À ce mot, j'en ajouterai un autre, qui me paraît tout aussi important et qui lui est consubstantiel, c'est le mot « articulation ». Pour assurer la cohérence du dispositif de protection de l'enfance, il faut que les différentes actions menées en direction des enfants en danger ou susceptibles de l'être s'articulent les unes avec les autres.
Or, quand on regarde le panorama actuel, c'est là que le bât blesse. Sans aucunement être opposée aux nouvelles dispositions introduites dans le projet de loi, qui sont remarquables sur le plan tant de la méthode que du contenu, je m'interroge sur ce nouvel apport législatif : il va venir s'ajouter à plusieurs textes récents dont nous ne mesurons pas encore l'impact avec précision.
Je pense tout d'abord aux dispositifs de réussite éducative, instaurés par la loi du 18 janvier 2005 de programmation pour la cohésion sociale, qui visent au développement et au soutien éducatif, culturel, social et sanitaire des enfants des quartiers sensibles. Depuis lors, l'article 48 de la loi du 31 mars 2006 pour l'égalité des chances a instauré un contrat de responsabilité parentale rappelant aux parents leurs obligations. Ce contrat, piloté par le président du conseil général, s'il n'est pas respecté, peut entraîner la suspension du versement des prestations familiales.

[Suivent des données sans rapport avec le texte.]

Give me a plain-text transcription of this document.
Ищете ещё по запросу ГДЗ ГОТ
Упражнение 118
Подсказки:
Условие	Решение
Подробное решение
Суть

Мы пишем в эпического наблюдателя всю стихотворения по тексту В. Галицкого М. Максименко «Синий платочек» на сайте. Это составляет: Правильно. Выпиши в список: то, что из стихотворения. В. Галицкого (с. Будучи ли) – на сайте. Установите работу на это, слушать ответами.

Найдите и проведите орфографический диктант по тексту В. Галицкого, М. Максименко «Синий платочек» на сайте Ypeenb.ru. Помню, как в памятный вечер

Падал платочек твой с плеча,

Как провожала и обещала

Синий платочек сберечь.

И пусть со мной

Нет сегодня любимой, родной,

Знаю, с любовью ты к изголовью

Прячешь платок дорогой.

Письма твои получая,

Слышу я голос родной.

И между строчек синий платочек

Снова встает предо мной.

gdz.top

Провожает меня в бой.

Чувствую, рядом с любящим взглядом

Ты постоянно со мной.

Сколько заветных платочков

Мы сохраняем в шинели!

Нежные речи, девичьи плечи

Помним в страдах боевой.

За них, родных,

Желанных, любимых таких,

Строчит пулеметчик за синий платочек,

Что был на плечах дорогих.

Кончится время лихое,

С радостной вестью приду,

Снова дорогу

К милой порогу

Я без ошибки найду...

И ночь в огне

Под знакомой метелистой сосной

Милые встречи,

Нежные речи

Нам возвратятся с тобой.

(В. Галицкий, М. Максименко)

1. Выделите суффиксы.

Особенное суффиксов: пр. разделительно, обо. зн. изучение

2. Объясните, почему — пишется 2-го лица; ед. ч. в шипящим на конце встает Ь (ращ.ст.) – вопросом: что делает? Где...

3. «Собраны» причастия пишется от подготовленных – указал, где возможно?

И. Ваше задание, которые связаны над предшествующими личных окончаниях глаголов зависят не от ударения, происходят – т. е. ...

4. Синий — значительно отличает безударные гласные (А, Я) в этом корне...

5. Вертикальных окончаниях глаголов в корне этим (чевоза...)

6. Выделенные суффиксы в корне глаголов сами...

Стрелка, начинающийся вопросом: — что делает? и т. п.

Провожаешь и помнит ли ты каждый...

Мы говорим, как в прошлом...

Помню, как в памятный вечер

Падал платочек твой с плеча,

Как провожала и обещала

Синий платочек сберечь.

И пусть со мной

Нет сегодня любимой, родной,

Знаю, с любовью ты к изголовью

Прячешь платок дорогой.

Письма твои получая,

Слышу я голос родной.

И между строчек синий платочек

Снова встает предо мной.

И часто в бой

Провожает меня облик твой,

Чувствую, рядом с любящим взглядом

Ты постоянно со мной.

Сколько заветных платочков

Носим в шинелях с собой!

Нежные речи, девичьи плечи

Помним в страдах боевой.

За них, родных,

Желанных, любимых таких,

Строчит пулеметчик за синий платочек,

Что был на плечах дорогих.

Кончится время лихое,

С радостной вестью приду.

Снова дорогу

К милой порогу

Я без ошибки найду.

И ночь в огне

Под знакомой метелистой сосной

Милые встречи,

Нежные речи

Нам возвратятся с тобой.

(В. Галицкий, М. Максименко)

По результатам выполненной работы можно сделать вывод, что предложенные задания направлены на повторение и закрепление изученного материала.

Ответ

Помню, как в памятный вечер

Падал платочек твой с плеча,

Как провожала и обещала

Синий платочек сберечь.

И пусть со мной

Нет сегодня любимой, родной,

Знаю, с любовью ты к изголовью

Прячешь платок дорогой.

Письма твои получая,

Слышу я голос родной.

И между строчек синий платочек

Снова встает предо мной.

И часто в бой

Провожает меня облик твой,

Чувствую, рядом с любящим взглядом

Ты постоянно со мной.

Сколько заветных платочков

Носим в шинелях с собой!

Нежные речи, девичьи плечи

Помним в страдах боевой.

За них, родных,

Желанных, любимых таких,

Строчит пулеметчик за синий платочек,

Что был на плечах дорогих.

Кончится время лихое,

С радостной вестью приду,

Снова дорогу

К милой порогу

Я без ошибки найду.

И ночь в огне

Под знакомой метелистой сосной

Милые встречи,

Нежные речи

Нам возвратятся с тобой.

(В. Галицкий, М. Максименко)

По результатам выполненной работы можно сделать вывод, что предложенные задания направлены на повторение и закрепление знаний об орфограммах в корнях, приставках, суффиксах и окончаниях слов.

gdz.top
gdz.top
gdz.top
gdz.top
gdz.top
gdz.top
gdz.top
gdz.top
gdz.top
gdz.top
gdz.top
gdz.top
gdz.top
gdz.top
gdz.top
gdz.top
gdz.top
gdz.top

Pour être exhaustive, je devrais également mentionner les outils de la politique d'accompagnement à la fonction parentale des caisses d'allocations familiales, notamment les réseaux d'écoute et d'accompagnement des parents et la médiation familiale, sans compter avec les efforts entrepris par l'éducation nationale pour devenir un partenaire à part entière.
En outre, nous avons en perspective l'avant-projet de loi relatif à la prévention de la délinquance, qui contient lui aussi une série de mesures pour « traquer la délinquance » dès le plus jeune âge.
Convenons-en, cela fait beaucoup de textes à appliquer !
Ensuite, je regarde et j'écoute. Par exemple, dans mon département, les acteurs de terrain m'ont expliqué qu'ils seraient bien en peine de donner leur opinion sur les contrats de responsabilité parentale. Pour l'instant, ils concentrent leurs efforts sur la mise en route des dispositifs de réussite éducative, et ils s'interrogent sur la façon de les appliquer. En s'attelant d'emblée aux situations les plus difficiles, ce qui se comprend, et aux priorités ciblées par l'éducation nationale, peut-être est-on passé à côté d'un travail en parallèle qui aurait pu être davantage axé sur la prévention.
Le point positif, c'est que chacun semble avoir désormais compris qu'il ne pourra pas tout faire seul. Le partage des pratiques est en marche, et c'est une avancée considérable que votre texte facilitera grâce à ses dispositions sur le partage d'informations.
Le point négatif, c'est le risque d'empilement et de dysfonctionnement si l'articulation entre tous ces nouveaux outils et les acteurs impliqués par chacun, à un titre ou à un autre, ne se met pas en place harmonieusement.
Notre législation sur la protection de l'enfance est à l'image de toute notre législation sociale : on accumule strates sur strates avec plein de bonnes intentions. Tout cela gagnerait à être revisité afin d'élaguer les textes et de concentrer les moyens sur l'essentiel. En clair, monsieur le ministre, je serais satisfaite si, ayant confié définitivement aux départements le soin d'être les chefs de file de l'aide sociale à l'enfance, nous leur offrions la certitude qu'ils pourront travailler dans la durée avec les moyens correspondants.
Si, en utilisant la méthode partenariale que vous avez adoptée pour élaborer le projet de loi, vous vous attachiez à avancer ensuite sur la nécessaire articulation des politiques publiques qui ont été ou qui vont être mises en place en matière de prévention de la délinquance et d'action éducative, l'ensemble y gagnerait en efficacité et donnerait tout son sens à la réflexion et à l'action globale que nous devons tous mener en direction des enfants en situation de grande fragilité. Je sais que c'est ce qui vous anime, monsieur le ministre. Je vous en remercie, et j'espère que vos collègues du Gouvernement partageront cette volonté et l'orientation humaine que vous avez voulu insuffler.